NMC CBT Test Centre Update

NMC CBT Test Centre Update

NMC CBT Test Centre Update

Internationally educated professionals must take a two-part test of competence before joining the NMC register, to ensure that they have the right knowledge and skills to provide high-quality care in the UK. The first part is a computer-based test (CBT), and the second part is a practical test (OSCE) in the UK.

NMC Update:

On behalf of the NMC, an organisation called Pearson VUE runs CBT. Pearson VUE alerted the anomalous data at one of its third-party CBT test centres in Ibadan, Nigeria. Pearson VUE immediately stopped testing at this centre.

A total of 512 people on the NMC register (around five percent of all the professionals on the NMC register who qualified in Nigeria) took their CBT at this test centre. NMC wrote to inform them of what happened and told them that cases were opened to determine whether or not fraudulent or incorrect entry to the register was gained.

More people have applied to join the register but are not yet on it, therefore they cannot practise as a nurse or midwives. NMC paused their applications. NMC wrote to these applicants to ask them to retake the test, and to request more information that would be used to make a final decision about their application. NMC’s paramount concern is to maintain the integrity of the register to protect the public. At the same time, they approached all the investigations about individuals objectively and transparently, avoiding any unfair discrimination.

It is also important to remember that NMC has not made any determinations about individuals yet.

Pearson VUE reviewed all data relating to the NMC’s CBT from every test site globally, and there was no evidence of similar activity at any other site.

Andrea Sutcliffe, NMC Chief Executive, and Registrar, said:

“Data from one test site in Nigeria is unusual and concerning. We have regulatory processes which we will now follow, and if necessary, we can refuse registration or remove people from our register, to protect the public and people who use health and care services.”

“We know the public and people who use services may find this worrying. This affects just over 500 out of the 771,445 professionals on our register. They will all have passed the practical test in this country before they were accepted onto the register and to date no concerns have been referred to us about their fitness to practise.”

“We should remember that thousands of nurses and midwives who were educated overseas have safely joined our register recently and continue to provide safe, effective, and kind care across the UK.”

People also ask
What is the CBT?

NMC uses a Test of Competence (ToC) to assess the skills and knowledge of people who apply to join their register from overseas.

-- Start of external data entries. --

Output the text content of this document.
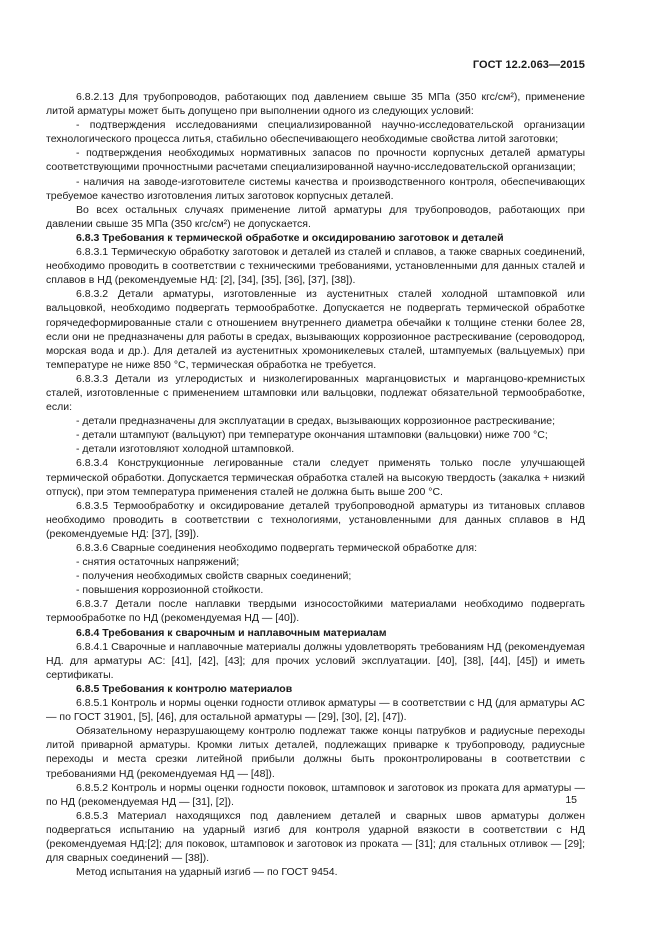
ГОСТ 12.2.063—2015

6.8.2.13 Для трубопроводов, работающих под давлением свыше 35 МПа (350 кгс/см²), применение литой арматуры может быть допущено при выполнении одного из следующих условий:

- подтверждения исследованиями специализированной научно-исследовательской организации технологического процесса литья, стабильно обеспечивающего необходимые свойства литой заготовки;

- подтверждения необходимых нормативных запасов по прочности корпусных деталей арматуры соответствующими прочностными расчетами специализированной научно-исследовательской организации;

- наличия на заводе-изготовителе системы качества и производственного контроля, обеспечивающих требуемое качество изготовления литых заготовок корпусных деталей.

Во всех остальных случаях применение литой арматуры для трубопроводов, работающих при давлении свыше 35 МПа (350 кгс/см²) не допускается.

6.8.3 Требования к термической обработке и оксидированию заготовок и деталей

6.8.3.1 Термическую обработку заготовок и деталей из сталей и сплавов, а также сварных соединений, необходимо проводить в соответствии с техническими требованиями, установленными для данных сталей и сплавов в НД (рекомендуемые НД: [2], [34], [35], [36], [37], [38]).

6.8.3.2 Детали арматуры, изготовленные из аустенитных сталей холодной штамповкой или вальцовкой, необходимо подвергать термообработке. Допускается не подвергать термической обработке горячедеформированные стали с отношением внутреннего диаметра обечайки к толщине стенки более 28, если они не предназначены для работы в средах, вызывающих коррозионное растрескивание (сероводород, морская вода и др.). Для деталей из аустенитных хромоникелевых сталей, штампуемых (вальцуемых) при температуре не ниже 850 °С, термическая обработка не требуется.

6.8.3.3 Детали из углеродистых и низколегированных марганцовистых и марганцово-кремнистых сталей, изготовленные с применением штамповки или вальцовки, подлежат обязательной термообработке, если:

- детали предназначены для эксплуатации в средах, вызывающих коррозионное растрескивание;

- детали штампуют (вальцуют) при температуре окончания штамповки (вальцовки) ниже 700 °С;

- детали изготовляют холодной штамповкой.

6.8.3.4 Конструкционные легированные стали следует применять только после улучшающей термической обработки. Допускается термическая обработка сталей на высокую твердость (закалка + низкий отпуск), при этом температура применения сталей не должна быть выше 200 °С.

6.8.3.5 Термообработку и оксидирование деталей трубопроводной арматуры из титановых сплавов необходимо проводить в соответствии с технологиями, установленными для данных сплавов в НД (рекомендуемые НД: [37], [39]).

6.8.3.6 Сварные соединения необходимо подвергать термической обработке для:

- снятия остаточных напряжений;

- получения необходимых свойств сварных соединений;

- повышения коррозионной стойкости.

6.8.3.7 Детали после наплавки твердыми износостойкими материалами необходимо подвергать термообработке по НД (рекомендуемая НД — [40]).

6.8.4 Требования к сварочным и наплавочным материалам

6.8.4.1 Сварочные и наплавочные материалы должны удовлетворять требованиям НД (рекомендуемая НД. для арматуры АС: [41], [42], [43]; для прочих условий эксплуатации. [40], [38], [44], [45]) и иметь сертификаты.

6.8.5 Требования к контролю материалов

6.8.5.1 Контроль и нормы оценки годности отливок арматуры — в соответствии с НД (для арматуры АС — по ГОСТ 31901, [5], [46], для остальной арматуры — [29], [30], [2], [47]).

Обязательному неразрушающему контролю подлежат также концы патрубков и радиусные переходы литой приварной арматуры. Кромки литых деталей, подлежащих приварке к трубопроводу, радиусные переходы и места срезки литейной прибыли должны быть проконтролированы в соответствии с требованиями НД (рекомендуемая НД — [48]).

6.8.5.2 Контроль и нормы оценки годности поковок, штамповок и заготовок из проката для арматуры — по НД (рекомендуемая НД — [31], [2]).

6.8.5.3 Материал находящихся под давлением деталей и сварных швов арматуры должен подвергаться испытанию на ударный изгиб для контроля ударной вязкости в соответствии с НД (рекомендуемая НД:[2]; для поковок, штамповок и заготовок из проката — [31]; для стальных отливок — [29]; для сварных соединений — [38]).

Метод испытания на ударный изгиб — по ГОСТ 9454.

15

This has two main parts. A multiple-choice computer-based test known as the CBT and a practical test known as the OSCE. Applicants take CBT in their home country usually and people take OSCE in the UK.

There are two parts to CBT. Part A covers numeracy, and Part B covers clinical questions for nursing or midwifery.

A company called Pearson VUE runs CBT. They introduced the test in 2014 and since then they have been the test provider.

How many tests were taken at the Ibadan centre?

At this centre, 1,970 candidates took their CBT, of whom 512 are on the NMC register.

What action was taken since these concerns came to light?

Pearson VUE immediately suspended tests at the Ibadan centre. The NMC has since been working urgently with them to examine data and evidence about this. The NMC scrutinises the full applications of those who have joined the register.

NMC wrote to some applicants and professionals on their register to set out what has happened and what it means for them. NMC also opens some cases to determine whether individuals gained fraudulent or incorrect entries to the register.

Should they retake their test?

NMC gives people the option to retake and the test provider covers the exam fee of the candidate. The NMC can’t make people re-sit – it will be their decision. If somebody does retake and passes, it won’t guarantee that they’ll gain entry to the register or be able to stay on it. But it will form part of the information that NMC will use to make a final decision.

Does NMC impose interim suspension orders?

To determine whether or not individuals gained incorrect or fraudulent entry to the register NMC opens the need for interim orders on an evidenced basis as part of each case.

What risk is there to patients and people who use services?

NMC will look into the concerns and if necessary to manage risk, NMC will apply panels to restrict individuals’ practice.

In the meantime, it’s worth remembering they will have been subject to additional controls including:

1. Sitting the practical OSCE exam, in person, in the UK
2. In-person identity and documentation verification
3. English language checks.

At this stage, the NMC confirms, no fitness to practise concerns are raised about anyone on the register in this group. But clearly, if someone gains entry to the register incorrectly or fraudulently, NMC will take action.

What does this mean for the individuals affected?

NMC investigates individuals objectively and transparently, avoiding any unfair discrimination. NMC has not yet made any determinations about individuals. Individuals can work unless NMC decides to order sufficient evidence to seek an interim suspension.